The year was 1862. The bloody seven-day battle at Harrison Landing, also called the Peninsular Campaign in Virginia, had just concluded.
General Daniel Butterfield had lost 600 men and was wounded himself. He thought that the traditional bugle call to mark the end of the day, known as “Lights Out,” was too formal and not reverent enough to honor those who had died. He wanted it changed.
Oliver Wilcox Norton, his bugler, was called. He tells the story in his own words:
“…showing me some notes on a staff written in pencil on the back of an envelope, (he) asked me to sound them on my bugle. I did this several times, playing the music as written. He changed it somewhat… after getting it to his satisfaction, he directed me to sound that call for Taps thereafter in place of the regulation call. The music was beautiful on that still summer night and was heard far beyond the limits of our Brigade. The next day I was visited by several buglers from neighboring Brigades, asking for copies of the music which I gladly furnished. The call was gradually taken up through the Army of the Potomac.”
Called “Scott Tattoo”, “Taps” replaced the combined French “Extinguish Lights” and the British “Last Post.” Tattoo was sounded to close a soldier’s day in the mid-1800s.

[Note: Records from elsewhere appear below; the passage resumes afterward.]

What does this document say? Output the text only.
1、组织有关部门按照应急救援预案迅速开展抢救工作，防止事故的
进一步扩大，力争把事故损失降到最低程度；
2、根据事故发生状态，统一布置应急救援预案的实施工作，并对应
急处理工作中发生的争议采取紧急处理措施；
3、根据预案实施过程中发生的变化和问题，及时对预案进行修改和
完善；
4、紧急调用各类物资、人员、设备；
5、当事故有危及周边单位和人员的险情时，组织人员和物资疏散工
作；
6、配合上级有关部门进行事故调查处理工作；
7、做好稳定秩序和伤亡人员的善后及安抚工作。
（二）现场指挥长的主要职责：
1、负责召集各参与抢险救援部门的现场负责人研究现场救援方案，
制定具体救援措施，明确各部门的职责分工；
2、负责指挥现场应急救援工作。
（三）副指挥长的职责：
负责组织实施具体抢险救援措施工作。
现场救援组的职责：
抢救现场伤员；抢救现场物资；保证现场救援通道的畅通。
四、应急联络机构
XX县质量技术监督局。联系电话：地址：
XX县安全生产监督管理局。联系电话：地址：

Both Union and Confederate troops eventually used “Taps”, and in 1874 it was officially recognized by the U.S. Army. It became standard at military funerals in 1891.Master Sergeant Jari A. Villanueva, holding Norton’s original bugle, describes “Taps” in this way:
“There is something singularly beautiful and appropriate in the music of this wonderful call. Its strains are melancholy, yet full of rest and peace. Its echoes linger in the heart long after its tones have ceased to vibrate in the air… of all the military bugle calls, none is so easily recognized or more apt to render emotion than the call Taps….”
Col. James A. Moss’ Officer’s Manual describes the first use of “Taps” at a funeral:
During the Peninsular Campaign of 1862, a soldier of Tidball’s Battery A of the 2nd Artillery was buried at a time when the battery occupied an advanced position concealed in the woods. It was unsafe to fire the customary three volleys over the grave, on account of the proximity of the enemy, and it occurred to Captain Tidball that the sounding of Taps would be the most appropriate ceremony that could be substituted.
The first sounding of “Taps” at a military funeral is commemorated in a stained glass window at The Chapel of the Centurion (The Old Post Chapel) at Fort Monroe, Virginia. The window, made by R. Geissler and based on a painting by Sidney King, was dedicated in 1958 and shows a bugler and a flag at half staff.
The site where “Taps” was born is also commemorated by a monument at Berkley Plantation, Virginia. It was erected by the Virginia American Legion and dedicated July 4, 1969. Rich in history, the site of Berkley Plantation is where Virginia’s first Thanksgiving took place in 1619. The original Harrisons of Berkley included Benjamin Harrison and William Henry Harrison, both presidents of the United States. Its legacy also includes Benjamin Harrison (father and great grandfather of these Presidents), who signed the Declaration of Independence.
In its history, it is evident that “Taps” is born from the reverent belief that life is a gift of God, and those who give the ultimate sacrifice are to be remembered as imitating the sacrifice of our Lord on the cross. As soon as the song “Taps” was created, words were put to the music. The following verses have become familiar. The 24 mournful notes commemorate the memory of those who served in all five branches of the military. May we honor all those who have given their lives to preserve our liberty as we reflect on the reverent melody of “Taps:”
“Day is done, gone the sun, from the hills, from the lake, from the sky. All is well, safely rest, God is nigh.
Go to sleep, peaceful sleep, may the soldier or sailor, God keep. On the land or the deep, safe in sleep.
Thanks and praise, for our days, ‘neath the sun, neath the stars, ‘neath the sky, as we go, this we know, God is nigh.”
1st Thessalonians 5:18 reads: “In everything give thanks; for this is the will of God in Christ Jesus for you.” In reverence, as we commemorate Thanksgiving this year, let us also pause and remember those who gave the ultimate sacrifice that we might be free. Let us pray for the families of those who have lost loved ones in their defense of our liberty.
Freedom isn’t free, and the need to defend our liberty is increasingly recognized in the day in which we live. May God grant that each of us will cherish the liberties that God has given us in our nation, for “Blessed is the nation whose God is the Lord” (Psalm 33:12).